Nach und nach kam Joseph spärlicher, und dann geschah es, daß er sich ein ganzes Jahr nicht mehr blicken ließ. Ein Tages erhielt Klara dann plötzlich einen wunderlich kurzen Brief, ob er sie wieder besuchen dürfe? Sie hieß ihn willkommen, und so ein paar Male, nach wiederholten, langen Absenzen, immer wieder.
Und nun saß er da am Fenster, und sie lauschte dem, was er erzählte.
Auch Klara erzählte, unter anderem, daß sie sich bald ehelich verheiraten werde. Das Kind müsse einen Vater haben, und sie selber bedürfe einer Mannesstütze, sie sei jetzt öfters unwohl und unfähig, das Erwerbsleben, das sie so lange geführt habe, zu ertragen. Sie sei zu schwach geworden, so allein und ungeliebt zu leben, sie sehne sich darnach, die Müdigkeit, die ihre ganze Seele beherrsche, von einer Hand und von einem guten, offenen Willen gestreichelt und geliebkost zu sehen. Sie sei nur eine Frau, und nur eine hoffende Frau. Der Mann, den sie erwählt habe, habe sich einfach von ihr bereden, rühren und erwählen lassen, das Ganze sei eine zu einfache Geschichte, als daß sie lange erzählt zu werden brauche. »Er« liebe sie und begehre, begehre und begehre nur, sie glücklich zu machen. Ob das nicht das Einfachste von der Welt sei? Und was Joseph, den sie nun schon so lange kenne, zu dem allem sage? Er solle schweigen, denn sie wisse, daß er jetzt nur eine Artigkeit habe auf die Lippen legen wollen, sie kenne ihn, das genüge.

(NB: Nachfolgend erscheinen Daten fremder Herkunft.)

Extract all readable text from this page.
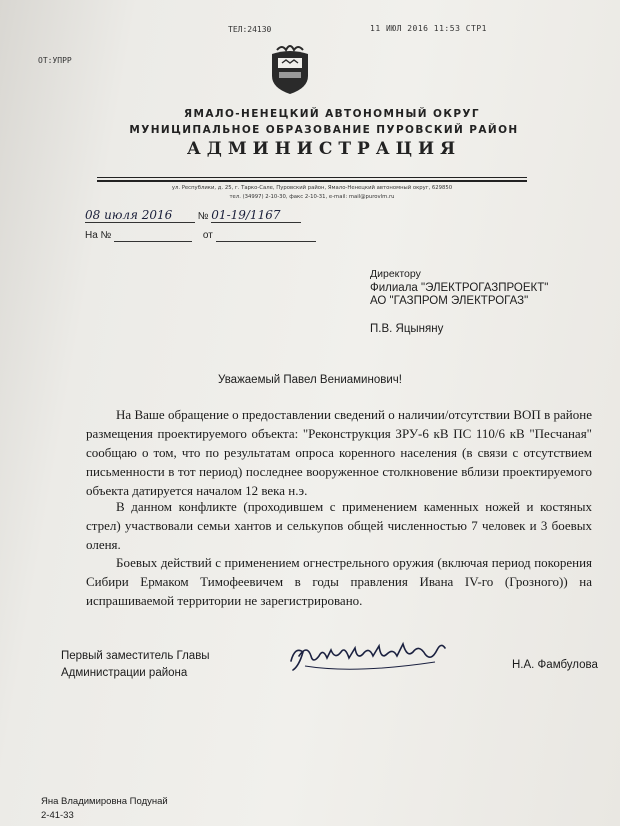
ТЕЛ:24130	11 ИЮЛ 2016 11:53 СТР1
ОТ:УПРР
ЯМАЛО-НЕНЕЦКИЙ АВТОНОМНЫЙ ОКРУГ
МУНИЦИПАЛЬНОЕ ОБРАЗОВАНИЕ ПУРОВСКИЙ РАЙОН
АДМИНИСТРАЦИЯ
ул. Республики, д. 25, г. Тарко-Сале, Пуровский район, Ямало-Ненецкий автономный округ, 629850
тел. (34997) 2-10-30, факс 2-10-31, e-mail: mail@purovlm.ru
08 июля 2016	№ 01-19/1167
На №	от
Директору
Филиала "ЭЛЕКТРОГАЗПРОЕКТ"
АО "ГАЗПРОМ ЭЛЕКТРОГАЗ"
П.В. Яцыняну
Уважаемый Павел Вениаминович!

На Ваше обращение о предоставлении сведений о наличии/отсутствии ВОП в районе размещения проектируемого объекта: "Реконструкция ЗРУ-6 кВ ПС 110/6 кВ "Песчаная" сообщаю о том, что по результатам опроса коренного населения (в связи с отсутствием письменности в тот период) последнее вооруженное столкновение вблизи проектируемого объекта датируется началом 12 века н.э.

В данном конфликте (проходившем с применением каменных ножей и костяных стрел) участвовали семьи хантов и селькупов общей численностью 7 человек и 3 боевых оленя.

Боевых действий с применением огнестрельного оружия (включая период покорения Сибири Ермаком Тимофеевичем в годы правления Ивана IV-го (Грозного)) на испрашиваемой территории не зарегистрировано.

Первый заместитель Главы
Администрации района
Н.А. Фамбулова
Яна Владимировна Подунай
2-41-33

Sie gab ihm lächelnd die Hand.
All das Vergangene, sprach sie weiter, all das schöne Vergangene! Wie gut es gewesen sei, all das Vorübergegangene, und wie »recht«. Und die mannigfaltigen Irrtümer: wie recht. Und das Gedankenlose, wie notwendig! Jung sein, das irre, das müsse ohne Gedankentiefe reden und handeln, damit es ein Vorwärts gebe. Nach den Erfahrungen kämen immer noch Gedanken und Empfindungen genug, und ein langes Leben erdrücke nachher das Jugendleben.
Und sie sprachen beide von der Vergangenheit, indem sie einander die Worte und Ausrufe aus dem Mund wegnahmen, um sie gutzuheißen und nachzusagen.

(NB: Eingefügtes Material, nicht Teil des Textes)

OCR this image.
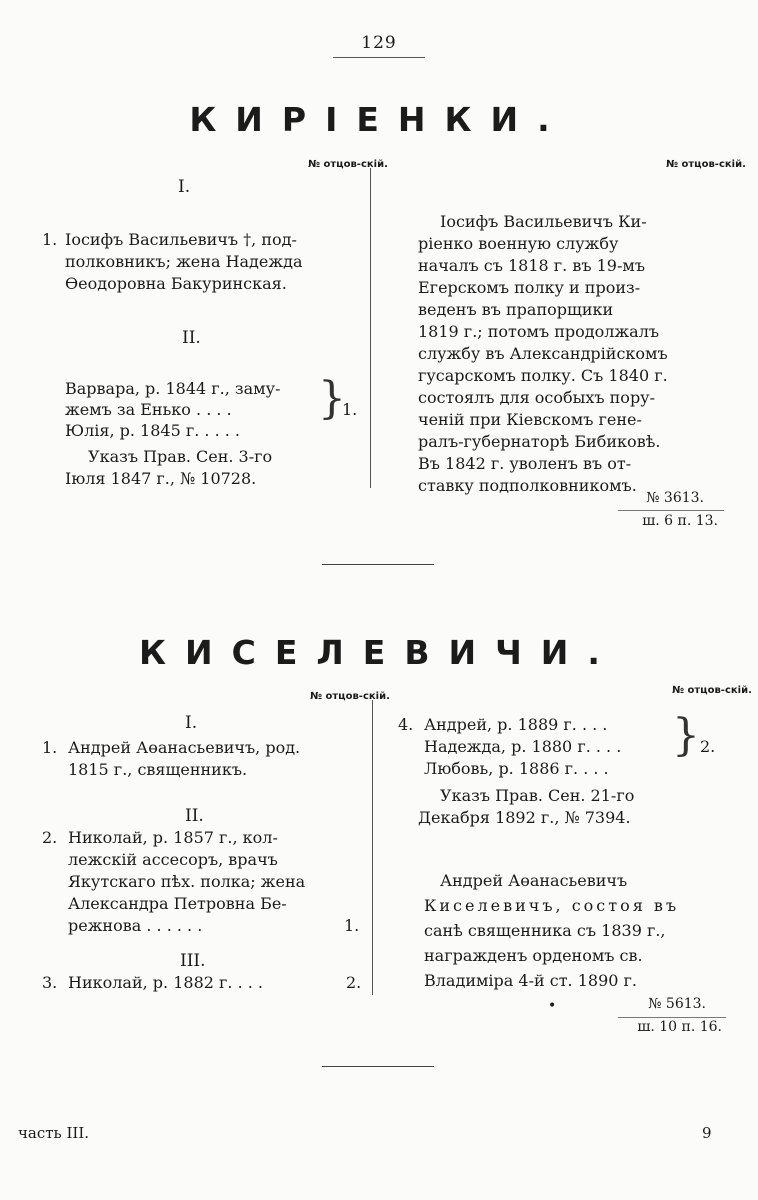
129
КИРІЕНКИ.
№ отцов-скій.	№ отцов-скій.
I.
1. Іосифъ Васильевичъ †, под-
полковникъ; жена Надежда
Өеодоровна Бакуринская.
II.
Варвара, р. 1844 г., заму-
жемъ за Енько . . . .
Юлія, р. 1845 г. . . . .
}
1.
Указъ Прав. Сен. 3-го
Іюля 1847 г., № 10728.
Іосифъ Васильевичъ Ки-
ріенко военную службу
началъ съ 1818 г. въ 19-мъ
Егерскомъ полку и произ-
веденъ въ прапорщики
1819 г.; потомъ продолжалъ
службу въ Александрійскомъ
гусарскомъ полку. Съ 1840 г.
состоялъ для особыхъ пору-
ченій при Кіевскомъ гене-
ралъ-губернаторѣ Бибиковѣ.
Въ 1842 г. уволенъ въ от-
ставку подполковникомъ.
№ 3613.
ш. 6 п. 13.
КИСЕЛЕВИЧИ.
№ отцов-скій.
№ отцов-скій.
I.
1. Андрей Аөанасьевичъ, род.
1815 г., священникъ.
II.
2. Николай, р. 1857 г., кол-
лежскій ассесоръ, врачъ
Якутскаго пѣх. полка; жена
Александра Петровна Бе-
режнова . . . . . .	1.
III.
3. Николай, р. 1882 г. . . .	2.
4. Андрей, р. 1889 г. . . .
Надежда, р. 1880 г. . . .
Любовь, р. 1886 г. . . .
} 2.
Указъ Прав. Сен. 21-го
Декабря 1892 г., № 7394.
Андрей Аөанасьевичъ
Киселевичъ, состоя въ
санѣ священника съ 1839 г.,
награжденъ орденомъ св.
Владиміра 4-й ст. 1890 г.
•	№ 5613.
ш. 10 п. 16.
часть III.	9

Es gibt bei einem solchen Wiederfinden keine Widersprüche, es will keine geben. Eines sagt dem andern die Erinnerungen nachdenklich und freundlich nach, die Lippen sprechen ineinander, die gesprochenen Worte finden nur Beifall und Widerhall, keine Einwendungen; und Auseinandersetzungen finden, man möchte sagen, nur im musikalischen Sinne statt.

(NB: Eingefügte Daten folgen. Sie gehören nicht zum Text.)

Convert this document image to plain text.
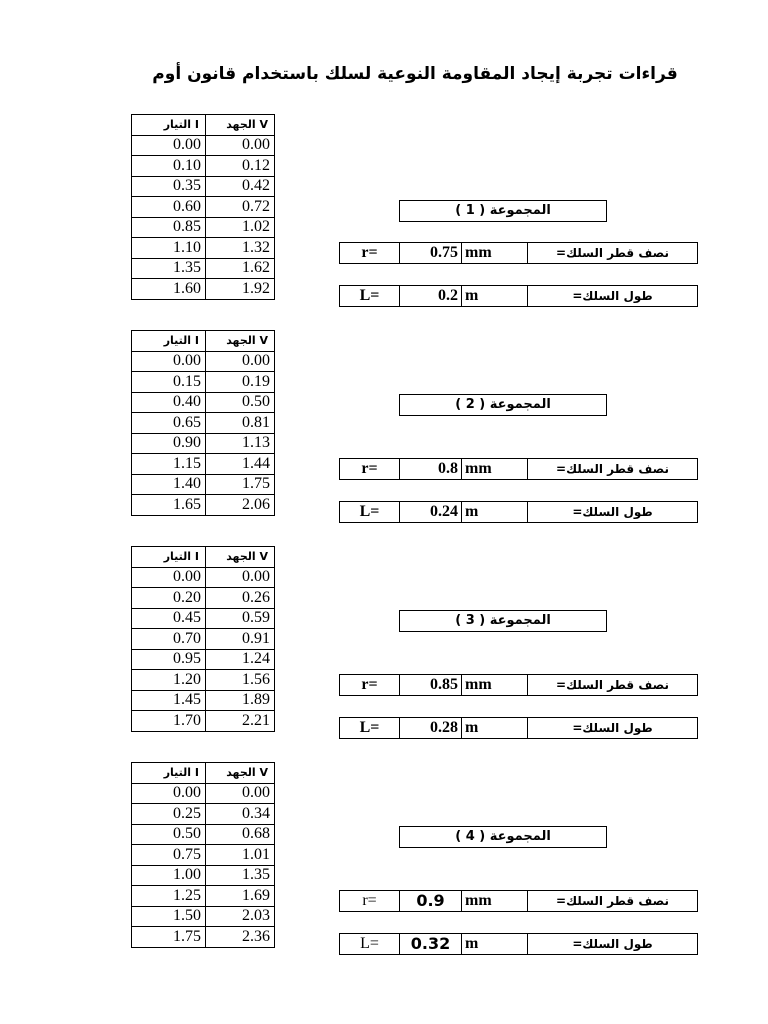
قراءات تجربة إيجاد المقاومة النوعية لسلك باستخدام قانون أوم
التيار I	الجهد V
0.00	0.00
0.10	0.12
0.35	0.42
0.60	0.72
0.85	1.02
1.10	1.32
1.35	1.62
1.60	1.92
المجموعة ( 1 )
r=	0.75 mm	نصف قطر السلك=
L=	0.2 m	طول السلك=
التيار I	الجهد V
0.00	0.00
0.15	0.19
0.40	0.50
0.65	0.81
0.90	1.13
1.15	1.44
1.40	1.75
1.65	2.06
المجموعة ( 2 )
r=	0.8 mm	نصف قطر السلك=
L=	0.24 m	طول السلك=
التيار I	الجهد V
0.00	0.00
0.20	0.26
0.45	0.59
0.70	0.91
0.95	1.24
1.20	1.56
1.45	1.89
1.70	2.21
المجموعة ( 3 )
r=	0.85 mm	نصف قطر السلك=
L=	0.28 m	طول السلك=
التيار I	الجهد V
0.00	0.00
0.25	0.34
0.50	0.68
0.75	1.01
1.00	1.35
1.25	1.69
1.50	2.03
1.75	2.36
المجموعة ( 4 )
r=	0.9	mm	نصف قطر السلك=
L=	0.32 m	طول السلك=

Ja, das Vergangene kam über sie, und rauschte um sie herum, und machte sie die Welt rückwärts, gleichsam treppab, überschauen. Sie brauchten ihre Gedächtnisse gar nicht zu zwingen, dieselben bogen von selber ihre feinen Arme und Schlingen nach den Gegenden des Erinnernswerten, um es spürbar näher zu bringen und zu tragen.